Tiny ticking atoms are the metric by which we most precisely gauge the passage of time. As they hang suspended in complicated, ultracold webs of magnetism, we probe them with lasers to measure their oscillations back and forth.
The very act of measurement, though, can cause these atomic clocks to degrade. The lasers heat the atoms, and they escape into the void. A quantum phenomenon called superradiance could, physicists have found, solve this problem – making the most precise clocks on Earth even tighter.
"Because the atoms constantly need to be replaced with fresh new atoms, while new atoms are being prepared, the clock loses time ever so slightly," explains physicist Eliot Bohr, formerly of the University of Copenhagen, now at the University of Colorado.
"Therefore, we are attempting to overcome some of the current challenges and limitations of the world's best atomic clocks by, among other things, reusing the atoms so that they don't need to be replaced as often."
An atomic clock, as you can probably imagine, is a complicated machine to build. You need to get a bunch of atoms – in this case, strontium, although cesium and ytterbium are also popular choices – and subject them to certain conditions in order to trap them in place, and measure their oscillations.
The strontium atoms are produced in a hot oven, which heats up solid strontium to produce vapor. These atoms are ejected from the furnace, then slowed and cooled to the extremely cold temperature of -273 degrees Celsius, just a fraction above absolute zero, in a vacuum chamber to which the team added two mirrors, forming what's known as an optical cavity, which only allows certain patterns of light to reflect back and forth.
"When the atoms land in the vacuum chamber, they lie completely still because it is so cold, which makes it possible to register their oscillations with the two mirrors at opposing ends of the chamber," Bohr explains.
Now, atomic clocks are already very precise. The most accurate yet, announced just a month ago in a preprint, is a strontium clock that can run for 40 billion years without losing time.
So you might think that refining the precision is gilding the lily, but accurate timekeeping is actually extraordinarily useful, for applications such as measuring the physical world, to navigation, to tests of relativity.

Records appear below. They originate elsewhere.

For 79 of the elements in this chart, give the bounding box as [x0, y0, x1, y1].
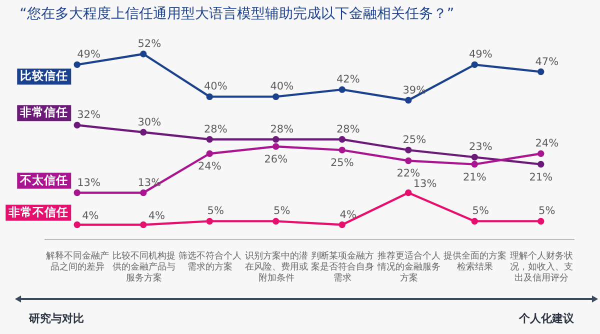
point: [538, 160, 544, 168]
x-tick-label: 理解个人财务状况，如收入、支出及信用评分: [510, 250, 573, 284]
data-label: 21%: [529, 171, 553, 184]
point: [140, 128, 147, 136]
x-tick-label: 筛选不符合个人需求的方案: [178, 250, 242, 272]
data-label: 13%: [413, 178, 437, 190]
data-label: 49%: [468, 48, 492, 61]
data-label: 28%: [270, 123, 294, 136]
text: 研究与对比: [28, 312, 84, 325]
data-label: 24%: [198, 160, 222, 173]
data-label: 4%: [148, 210, 166, 222]
data-label: 5%: [472, 205, 489, 218]
data-label: 4%: [340, 208, 356, 221]
chart-title: “您在多大程度上信任通用型大语言模型辅助完成以下金融相关任务？”: [20, 6, 454, 22]
data-label: 5%: [274, 205, 290, 218]
x-tick-label: 推荐更适合个人情况的金融服务方案: [376, 250, 440, 284]
point: [74, 122, 80, 128]
data-label: 28%: [204, 123, 228, 136]
point: [272, 218, 280, 225]
point: [471, 160, 478, 168]
point: [338, 146, 346, 154]
point: [272, 136, 280, 143]
data-label: 25%: [330, 157, 354, 170]
text: 个人化建议: [518, 312, 575, 325]
point: [74, 61, 80, 68]
point: [206, 136, 213, 143]
point: [206, 218, 213, 225]
data-label: 32%: [77, 109, 100, 122]
point: [74, 221, 80, 228]
point: [206, 93, 213, 100]
point: [538, 218, 544, 225]
point: [538, 150, 544, 157]
data-label: 39%: [402, 84, 426, 96]
point: [538, 68, 544, 76]
data-label: 40%: [204, 80, 228, 93]
data-label: 13%: [77, 176, 100, 189]
series-label: 比较信任: [20, 68, 68, 83]
point: [405, 189, 412, 196]
x-tick-label: 解释不同金融产品之间的差异: [46, 250, 110, 272]
data-label: 5%: [538, 205, 556, 218]
point: [338, 136, 346, 143]
point: [471, 154, 478, 161]
point: [471, 218, 478, 225]
x-tick-label: 识别方案中的潜在风险、费用或附加条件: [244, 250, 308, 284]
point: [140, 50, 147, 58]
point: [338, 86, 346, 93]
data-label: 25%: [402, 134, 426, 146]
data-label: 30%: [138, 116, 162, 128]
data-label: 28%: [336, 123, 360, 136]
series-label: 非常不信任: [7, 204, 68, 219]
point: [272, 93, 280, 100]
point: [74, 189, 80, 196]
data-label: 13%: [138, 176, 162, 189]
data-label: 4%: [82, 210, 99, 222]
data-label: 21%: [462, 171, 486, 184]
point: [272, 143, 280, 150]
series-label: 不太信任: [19, 172, 68, 187]
point: [206, 150, 213, 157]
data-label: 49%: [77, 48, 100, 61]
point: [140, 189, 147, 196]
x-tick-label: 判断某项金融方案是否符合自身需求: [311, 250, 374, 284]
data-label: 40%: [270, 80, 294, 93]
point: [405, 96, 412, 104]
data-label: 24%: [535, 138, 559, 150]
point: [140, 221, 147, 228]
data-label: 52%: [138, 38, 162, 50]
point: [405, 157, 412, 164]
point: [338, 221, 346, 228]
data-label: 23%: [468, 141, 492, 154]
data-label: 5%: [207, 205, 224, 218]
data-label: 42%: [336, 74, 360, 86]
series-label: 非常信任: [19, 105, 68, 120]
data-label: 26%: [264, 154, 288, 166]
point: [471, 61, 478, 68]
data-label: 47%: [535, 56, 559, 68]
x-tick-label: 提供全面的方案检索结果: [444, 250, 507, 272]
data-label: 22%: [396, 168, 420, 180]
x-tick-label: 比较不同机构提供的金融产品与服务方案: [112, 250, 176, 284]
point: [405, 146, 412, 154]
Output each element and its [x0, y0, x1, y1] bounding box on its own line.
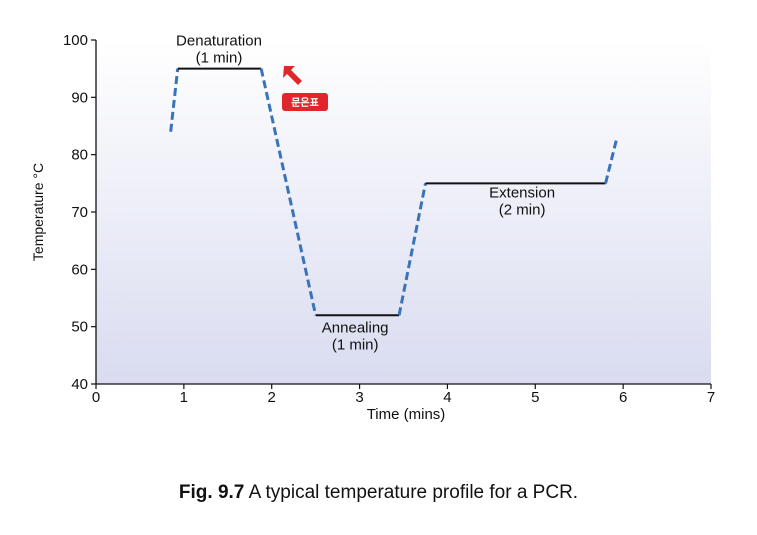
temperature-ramp-segment	[397, 183, 427, 316]
x-tick-label: 2	[268, 389, 276, 406]
y-tick-label: 60	[71, 261, 88, 278]
annotations-layer: Denaturation(1 min)Annealing(1 min)Exten…	[176, 33, 555, 354]
x-tick-label: 7	[707, 389, 715, 406]
x-tick-label: 4	[443, 389, 451, 406]
y-axis-label: Temperature °C	[30, 163, 46, 261]
temperature-ramp-segment	[604, 137, 619, 184]
annealing-label: Annealing	[322, 319, 389, 336]
extension-label: Extension	[489, 185, 555, 202]
badge-text: 문은표	[291, 97, 319, 109]
figure-caption: Fig. 9.7 A typical temperature profile f…	[0, 482, 757, 504]
caption-text: A typical temperature profile for a PCR.	[244, 482, 579, 503]
x-tick-label: 3	[355, 389, 363, 406]
annealing-duration: (1 min)	[332, 336, 379, 353]
x-axis-label: Time (mins)	[367, 406, 446, 423]
denaturation-duration: (1 min)	[196, 50, 243, 67]
y-tick-label: 70	[71, 204, 88, 221]
x-tick-label: 1	[180, 389, 188, 406]
y-tick-label: 100	[63, 32, 88, 49]
red-arrow-badge: 문은표	[282, 66, 328, 111]
denaturation-label: Denaturation	[176, 33, 262, 50]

So Bohr and his colleagues wanted to find a way to build an atomic clock that doesn't lose atoms, and for this they tapped into superradiance. This is when a group of excited atoms synchronizes the separation of its charges, collectively emitting a short, intense pulse of light so neatly aligned, it can be measured with great precision.
"The mirrors cause the atoms to behave as a single unit. Collectively, they emit a powerful light signal that we can use to read out the atomic state, a crucial step for measuring time," Bohr says.
"This method heats up the atoms minimally, so it all happens without replacing the atoms, and this has the potential to make it a more precise measurement method."
At this point, the team's experimental developments are in the proof of concept stage. Their work shows that it is possible; now it needs to be developed and refined to advance the field of chronometry in a new, ultra-precise direction.
"Our scheme is an innovative approach to atomic state readout characterized by its speed, simplicity, and highly directional emission of signal photons," the researchers write in their paper.
"The immediate benefits offered by our scheme could be applied to any quantum sensor relying on the population difference readout of a quantum state."
The research has been published in Nature Communications.